Visible to Intel only — GUID: GUID-9EBDBDAD-51AA-4A6E-ADAB-76191B68AE21
Visible to Intel only — GUID: GUID-9EBDBDAD-51AA-4A6E-ADAB-76191B68AE21
Examine Regions Recommended for Offloading
Accuracy Level
Low
Enabled Analyses
Survey + Characterization (Trip Counts and FLOP) + Performance Modeling with no assumed dependencies
Result Interpretation
After running the Offload Modeling perspective with Low accuracy, you get a basic Offload Modeling report, which shows you estimated performance of your application after offloading to a target platform assuming it is mostly bounded by compute limitations.
Offload Modeling with Low accuracy assumes that:
- There is no tax for transferring data between baseline and target platforms.
- All data goes to L1/L3 cache level only. L1/L3 cache traffic estimation might be inaccurate.
- A loop is parallel if the loop dependency type in unknown (Assume Dependencies checkbox is disabled). This happens when there is no information about a loop dependency type from a compiler or the loop is not explicitly marked as parallel, for example, with a programming model (OpenMP*, SYCL, Intel® oneAPI Threading Building Blocks (oneTBB))
In the Offload Modeling report:
Review the metrics for the whole application in the Summary tab.
- Check if your application is profitable to offload to a target device or if it has a better performance on a baseline platform in the Program Metrics panes.
- See what prevents your code from achieving a better performance if executed on a target device in the Offload Bounded by pane.
NOTE:If you enable Assume Dependencies option for the Performance Modeling analysis, you might see high percentage of dependency-bound code regions. You are recommended run the Dependencies analysis and rerun Performance Modeling to get more accurate results.
- If the estimated speed-up is high enough and other metrics in the Summary pane suggest that your application can benefit from offloading to a selected target platform, you can start offloading your code.

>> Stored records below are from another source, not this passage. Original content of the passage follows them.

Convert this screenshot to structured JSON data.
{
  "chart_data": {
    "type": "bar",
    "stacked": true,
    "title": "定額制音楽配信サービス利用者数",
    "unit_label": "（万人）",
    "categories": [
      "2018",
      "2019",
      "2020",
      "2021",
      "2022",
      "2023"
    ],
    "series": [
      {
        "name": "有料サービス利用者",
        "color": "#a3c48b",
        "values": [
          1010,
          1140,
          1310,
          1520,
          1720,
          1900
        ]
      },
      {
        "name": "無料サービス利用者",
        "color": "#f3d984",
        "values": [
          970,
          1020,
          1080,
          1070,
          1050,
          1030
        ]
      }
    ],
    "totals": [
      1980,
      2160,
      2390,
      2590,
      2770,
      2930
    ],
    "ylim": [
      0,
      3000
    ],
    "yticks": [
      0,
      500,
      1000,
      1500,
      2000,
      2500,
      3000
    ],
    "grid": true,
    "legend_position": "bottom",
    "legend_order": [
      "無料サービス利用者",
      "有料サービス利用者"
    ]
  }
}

If you want to investigate the results reported for each region in more detail, go to the Accelerated Regions tab and select a code region:
- Check whether your target code region is recommended for offloading to a selected platform. In the Basic Estimated Metrics column group, review the Offload Summary column. The code region is considered profitable for offloading if estimated speed-up is more than 1, that is, estimated time execution on a target device is smaller that on a host platform.
If your code region of interest is not recommended for offloading, consider re-running the perspective with a higher accuracy or refer to Investigate Not Offloaded Code Regions for recommendations on how to model offloading for this code region.
- Examine the Bounded By column of the Estimated Bounded By group in the code region pane to identify the main bottleneck that limits the performance of the code region (see the Bounded by section). The metrics show one or more bottleneck(s) in a code region.
- In the Throughput column of the Estimated Bounded By group, review time spent for compute- and L3 cache bandwidth-bound parts of your code. If the value is high, consider optimizing compute and/or L3 cache usage in your application.
- Review the metrics in the Compute Estimates column group to see the details about instructions and number of threads used in each code region.
- Check whether your target code region is recommended for offloading to a selected platform. In the Basic Estimated Metrics column group, review the Offload Summary column. The code region is considered profitable for offloading if estimated speed-up is more than 1, that is, estimated time execution on a target device is smaller that on a host platform.
- Get guidance for offloading your code to a target device and optimizing it so that your code benefits the most in the Recommendations tab. If the code region has room for optimization or underutilizes the capacity of the target device, Intel Advisor provides you with hints and code snippets that may be helpful to you for further code improvement.
- View the offload summary and details for the selected code region in the Details pane.
For details about metrics reported, see Accelerator Metrics.
Next Steps
- If you think that the estimated speedup is enough and the application is ready to be offloded, rewrite your code to offload profitable code regions to a target platform and measure performance of GPU kernels with GPU Roofline Insights perspective.
- Consider running the Offload Modeling perspective with a higher accuracy level to get a more detailed report.